La Banque du Sud, nouvelle arme contre Washington
Olivier Ubertalli
C'est la nouvelle astuce du président vénézuélien
Hugo Chavez pour contrer le Fonds monétaire international (FMI) et la
Banque mondiale, et plus largement l'influence financière de Washington.
El Banco del Sur, la Banque de l'Amérique du Sud, a vu le jour dimanche
dernier à Buenos Aires. Il s'agit d'un organisme bancaire régional
intégré, pour l'instant, par sept pays du sous-continent: l'Argentine,
la Bolivie, le Brésil, l'Équateur, le Paraguay, le Venezuela et
l'Uruguay. Le Chili et la Colombie, qui ont pris part aux discussions préliminaires,
ont finalement décidé de ne pas participer au projet.
L'idée consiste à profiter de la bonne santé de l'économie
régionale pour affronter les secousses financières et financer
les besoins d'infrastructure. La banque latina devrait être dotée
d'un capital d'environ 7 milliards de dollars. Le premier financement à
l'étude est celui d'un gigantesque gazoduc de 12 500km qui doit relier
Caracas, La Paz et Buenos Aires et permettre de régler les problèmes
énergétiques de la région. Initialement, Hugo Chavez voulait
que la banque joue aussi un rôle de prêteur dans la région,
ce qui en aurait fait une sorte de FMI du Sud. Finalement, l'accord s'est fait
autour d'un modèle proche d'une banque de développement.
«Il existe d'énormes besoins d'investissements
en Amérique latine, en particulier en matière d'infrastructures,
car le retour de la croissance a créé des goulets d' étranglement.

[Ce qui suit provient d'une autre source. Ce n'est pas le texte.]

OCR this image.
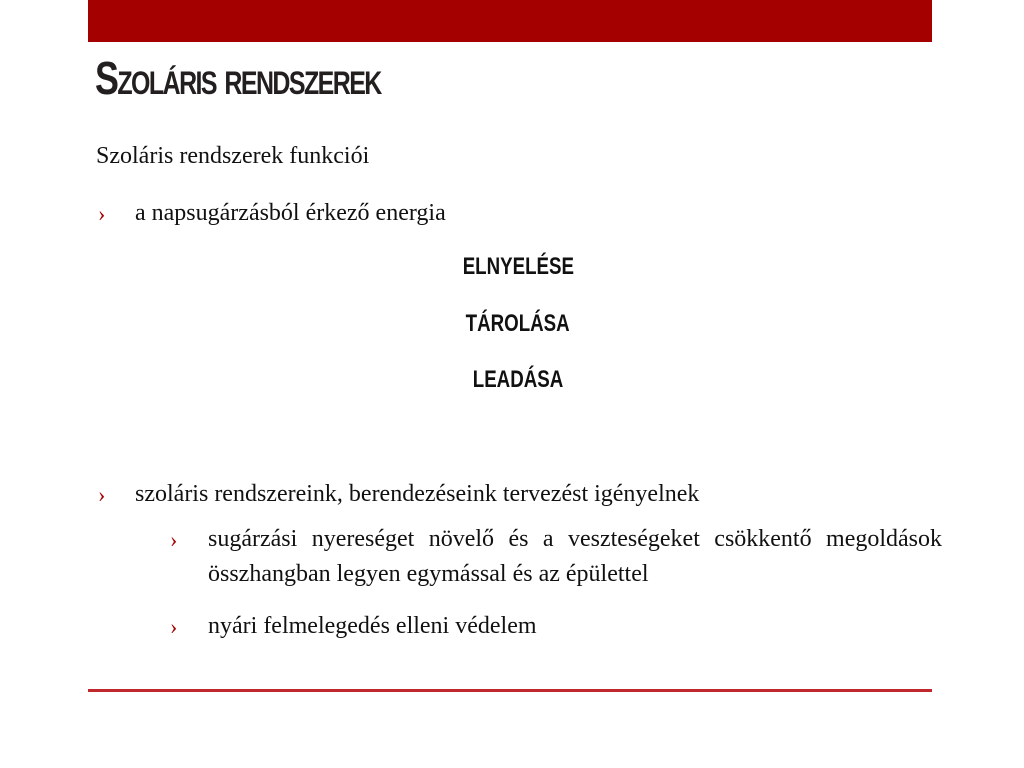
Szoláris rendszerek
Szoláris rendszerek funkciói
› a napsugárzásból érkező energia
ELNYELÉSE
TÁROLÁSA
LEADÁSA
› szoláris rendszereink, berendezéseink tervezést igényelnek
› sugárzási nyereséget növelő és a veszteségeket csökkentő megoldások összhangban legyen egymással és az épülettel
› nyári felmelegedés elleni védelem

Mais il serait plus logique de renforcer les institutions existantes, comme
la Corporation andine de financement (CAF) et la Banque interaméricaine
de développement (BID)», estime Daniel Solano, éditeur du
bulletin Marchés d'Amérique latine.
«La Banque du Sud nous donnera un accès à des crédits
que d'autres, comme les banques multilatérales, nous refusent. Elle contribuera
surtout au développement social de nos pays», s'est ému
le chef de l'État de la Bolivie, l'indien Evo Morales.

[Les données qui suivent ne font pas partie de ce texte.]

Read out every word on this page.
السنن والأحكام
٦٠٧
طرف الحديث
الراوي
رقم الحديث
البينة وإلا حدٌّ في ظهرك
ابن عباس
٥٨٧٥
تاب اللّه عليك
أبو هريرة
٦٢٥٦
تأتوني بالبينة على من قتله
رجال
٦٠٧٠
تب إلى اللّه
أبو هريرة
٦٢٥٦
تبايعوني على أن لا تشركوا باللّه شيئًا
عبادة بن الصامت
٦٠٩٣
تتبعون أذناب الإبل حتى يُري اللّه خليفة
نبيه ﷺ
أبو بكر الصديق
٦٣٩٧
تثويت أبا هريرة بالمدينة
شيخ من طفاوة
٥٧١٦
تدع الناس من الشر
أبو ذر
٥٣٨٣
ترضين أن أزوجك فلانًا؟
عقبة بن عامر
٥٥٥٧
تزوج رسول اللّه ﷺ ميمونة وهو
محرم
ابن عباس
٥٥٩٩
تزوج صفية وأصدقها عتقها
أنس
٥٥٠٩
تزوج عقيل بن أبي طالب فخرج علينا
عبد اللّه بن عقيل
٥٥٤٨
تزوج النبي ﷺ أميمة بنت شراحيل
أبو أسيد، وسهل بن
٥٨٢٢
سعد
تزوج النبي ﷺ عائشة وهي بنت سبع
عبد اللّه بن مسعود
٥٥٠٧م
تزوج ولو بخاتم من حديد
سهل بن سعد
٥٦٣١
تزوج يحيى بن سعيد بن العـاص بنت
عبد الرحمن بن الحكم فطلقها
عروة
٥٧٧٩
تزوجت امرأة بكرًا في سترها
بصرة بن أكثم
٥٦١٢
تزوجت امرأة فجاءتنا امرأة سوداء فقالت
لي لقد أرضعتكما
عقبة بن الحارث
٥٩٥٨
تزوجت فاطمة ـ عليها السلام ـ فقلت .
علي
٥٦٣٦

Cette naissance reflète bien le sentiment des Latinos vis-à-vis
des institutions de Bretton Woods, le FMI et la Banque Mondiale. Elles sont
jugées responsables en grande partie des politiques libérales
«sauvages» des années 80 et 90 qui ont mené plusieurs
pays Latinos à la banqueroute. «Nous sommes tous des enfants des
crises causées par le FMI!» dénonçait récemment
le président vénézuélien, Hugo Chavez. L'Argentine,
par exemple, a appliqué les recettes libérales du FMI en élève
appliqué dans les années 90, privatisant à tour de bras.
Mais en 2001, le pays a sombré dans une terrible crise économique
sans que
le FMI vienne à la rescousse. Ces derniers mois, le Brésil, Argentine,
le Venezuela et l'Équateur ont soldé leur dette vis-à-vis
du FMI afin de ne plus avoir à lui rendre de comptes. Chaque remboursement
témoignait de la même volonté de se libérer de l'intrusion
de l'organisme dans les choix économiques des dirigeants sud-américains.La
récente désignation du Français Dominique Strauss-Kahn
à la direction du FMI a montré que ce poste revient toujours à
un Européen, par tradition. Or, les Sud-Américains n'appuient
pas ce mécanisme, qui, selon l'ex-ministre argentin de l'Économie
Roberto Lavagna, «exclut une bonne partie du monde».
Roberto Lavagna a des raisons de se plaindre: cet économiste a mis fin
à la parité dollar-peso en 2002 et restructuré en 2005
une dette de plus de 100 milliards de dollars, malgré l'avis négatif
du FMI. Sans ces mesures, on se demande aujourd'hui comment l'Argentine afficherait
depuis quatre ans une croissance d'environ 8%.
La nouvelle Banque du Sud se veut plus démocratique
dans son fonctionnement. Chaque État dispose d'une voix et les décisions
se prendront à la majorité absolue. On tente ainsi de rompre avec
la logique des organismes multilatéraux, dominés par les pays
développés. Pour le président brésilien Lula, l'homme
fort de la région, il s'agit d'une question de responsabilité:
«Les pays riches doivent mener des politiques plus favorables avec les
pays plus pauvres.» Le chef d'État du Paraguay, Nicanor Duarte
Frutos, justement à la tête d'un pays jugé très pauvre,
va plus loin: «Nous lançons un processus non seulement d'émancipation
financière, mais aussi de libération politique et de domination
culturelle.»
Tout n'est pas encore réglé, cependant. Les
pays doivent encore définir d'ici à deux mois leur apport au capital
de la banque. Les discussions promettent d'être houleuses.